Volume 9, 2007
Following North Korea’s nuclear test in late 2006, the Six-Party Talks were revived, with an “action-for-action” game plan, for the phased implementation of the September 2005 joint denuclearization agreement. North Korea promised to shut down and seal its nuclear facilities at Yongbyon, and the Bush administration agreed to transfer back to North Korea $25 million in funds, frozen since 2005. Inter-Korean relations began to thaw as the ROK reinstated the formal channels of dialogue suspended for the past half-year, starting with ministerial talks held in Pyongyang Feb. 27 to March 2. This laid the groundwork for a successful North-South summit, held Oct. 3-4 in Pyongyang, where the two Koreas committed to implement the Six-Party Talks agreement and increase cooperation on security, economic, and humanitarian issues. By the end of the year, North Korea had disabled its nuclear facilities and Beijing announced the “second phase” implementation plan at the Six-Party Talks, but a “complete and correct declaration” of all North Korean nuclear programs was nowhere to be found.
Relations between Beijing and Washington hit a rough patch, due to Washington’s decision to allow Taiwanese President Chen to make stopovers in the US and notification to Congress of a possible arms sale to Taiwan. However, US Defense Secretary Gates and China’s PLA Deputy Chief of the General Staff Zhang passed their initial diplomatic tests in their appearance at the Shangri-La Dialogue in Singapore. The 2nd round of the Strategic Economic Dialogue produced a few agreements, but failed to make headway on China’s currency valuation. Presidents Bush and Hu Jintao also met on the sidelines of the G8 summit in Heiligendamm, Germany. China’s refusal to allow the USS Kitty Hawk to make a scheduled visit in Hong Kong for Thanksgiving refocused attention on bilateral differences. It also highlighted the mistrust between the two militaries. Agreements were reached to promote better relations between the US and Chinese militaries during a visit to China by Defense Secretary Gates and a subsequent round of the Defense Consultative Talks.

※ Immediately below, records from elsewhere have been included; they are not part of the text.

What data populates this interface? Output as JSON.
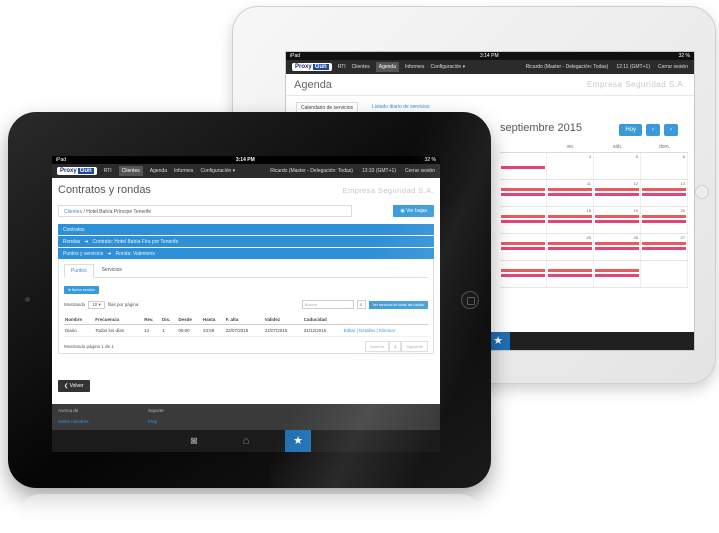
{
  "back_tablet": {
    "status": {
      "carrier": "iPad",
      "time": "3:14 PM",
      "battery": "32 %"
    },
    "nav": {
      "brand": "Proxy",
      "brand_mark": "Gun",
      "items": [
        "RTI",
        "Clientes",
        "Agenda",
        "Informes",
        "Configuración ▾"
      ],
      "active": "Agenda",
      "user": "Ricardo (Master - Delegación: Todas)",
      "clock": "12:11 (GMT+1)",
      "logout": "Cerrar sesión"
    },
    "title": "Agenda",
    "company": "Empresa Seguridad S.A.",
    "tabs": [
      "Calendario de servicios",
      "Listado diario de servicios"
    ],
    "calendar": {
      "month": "septiembre 2015",
      "today_button": "Hoy",
      "prev": "‹",
      "next": "›",
      "dow": [
        "vie.",
        "sáb.",
        "dom."
      ],
      "weeks": [
        [
          "4",
          "5",
          "6"
        ],
        [
          "11",
          "12",
          "13"
        ],
        [
          "18",
          "19",
          "20"
        ],
        [
          "25",
          "26",
          "27"
        ]
      ]
    }
  },
  "front_tablet": {
    "status": {
      "carrier": "iPad",
      "time": "3:14 PM",
      "battery": "32 %"
    },
    "nav": {
      "brand": "Proxy",
      "brand_mark": "Gun",
      "items": [
        "RTI",
        "Clientes",
        "Agenda",
        "Informes",
        "Configuración ▾"
      ],
      "active": "Clientes",
      "user": "Ricardo (Master - Delegación: Todas)",
      "clock": "13:33 (GMT+1)",
      "logout": "Cerrar sesión"
    },
    "title": "Contratos y rondas",
    "company": "Empresa Seguridad S.A.",
    "breadcrumb": {
      "link": "Clientes",
      "current": "Hotel Bahía Príncipe Tenerife"
    },
    "ver_bajas": "Ver bajas",
    "bars": {
      "contratos": "Contratos",
      "rondas": "Rondas",
      "rondas_detail": "Contrato: Hotel Bahía Fira por Tenerife",
      "puntos": "Puntos y servicios",
      "puntos_detail": "Ronda: Valentens"
    },
    "tabs": {
      "puntos": "Puntos",
      "servicios": "Servicios"
    },
    "nuevo_servicio": "Nuevo servicio",
    "show": {
      "prefix": "Mostrando",
      "value": "10",
      "suffix": "filas por página"
    },
    "search_placeholder": "Buscar",
    "ver_servicios": "Ver servicios de todas las rondas",
    "table": {
      "headers": [
        "Nombre",
        "Frecuencia",
        "Rev.",
        "Dis.",
        "Desde",
        "Hasta",
        "F. alta",
        "Validez",
        "Caducidad",
        ""
      ],
      "rows": [
        {
          "nombre": "Diario",
          "frecuencia": "Todos los días",
          "rev": "12",
          "dis": "1",
          "desde": "00:00",
          "hasta": "23:59",
          "alta": "22/07/2015",
          "validez": "22/07/2015",
          "caducidad": "31/12/2015",
          "acciones": "Editar | Detalles | Eliminar"
        }
      ]
    },
    "pagination": {
      "info": "Mostrando página 1 de 1",
      "prev": "Anterior",
      "page": "1",
      "next": "Siguiente"
    },
    "volver": "Volver",
    "footer": {
      "col1_title": "Acerca de",
      "col1_link": "Sobre nosotros",
      "col2_title": "Soporte",
      "col2_link": "FAQ"
    }
  },
  "icons": [
    "camera-icon",
    "home-icon",
    "star-icon",
    "back-arrow-icon",
    "search-icon",
    "eye-icon"
  ],
  "colors": {
    "accent": "#2d8fd6",
    "nav": "#2b2b2b",
    "event_red": "#e65c5c",
    "event_pink": "#e3457a",
    "star_tab": "#1f6fb3"
  }
}
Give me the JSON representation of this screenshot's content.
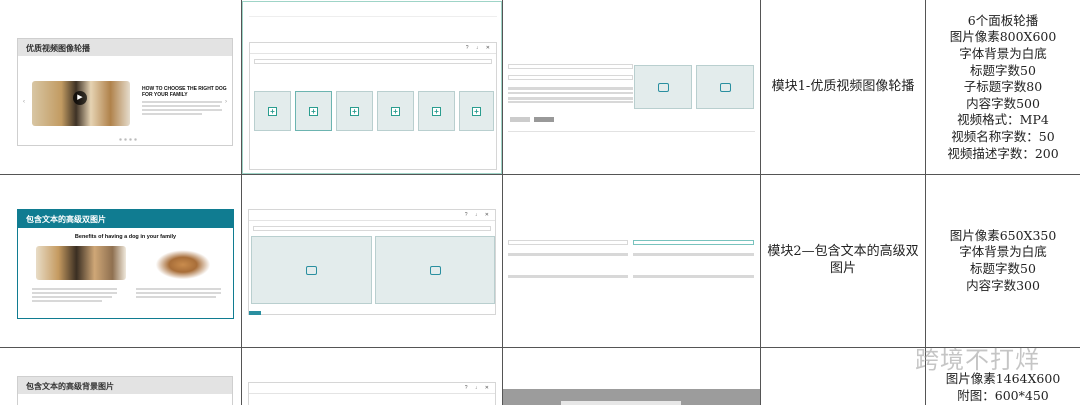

This year saw a flurry of bilateral diplomatic activity. Inter-Korean relations saw two “firsts”: the much-delayed cross-border railway test and an inter-Korean business team that looked at ROK investments in China and Vietnam. A summit at Kennebunkport, Maine between Presidents Bush and Putin tried to smooth over the rhetoric bandied about between Moscow and Washington over the past several months. North and South Korea initiated their second summit. No mere symbolic event, the summit produced numerous follow-up meetings.
Multilateral activity throughout the rest of Asia also increased. The ASEAN Regional Forum and associated 10+X ministerial meetings aided steady progress on ASEAN’s first Charter. Asia’s largest multilateral naval exercise in decades took place in the eastern Indian Ocean Sept. 4-9, involving ships and aircraft from the US, India, Japan, Australia, and Singapore.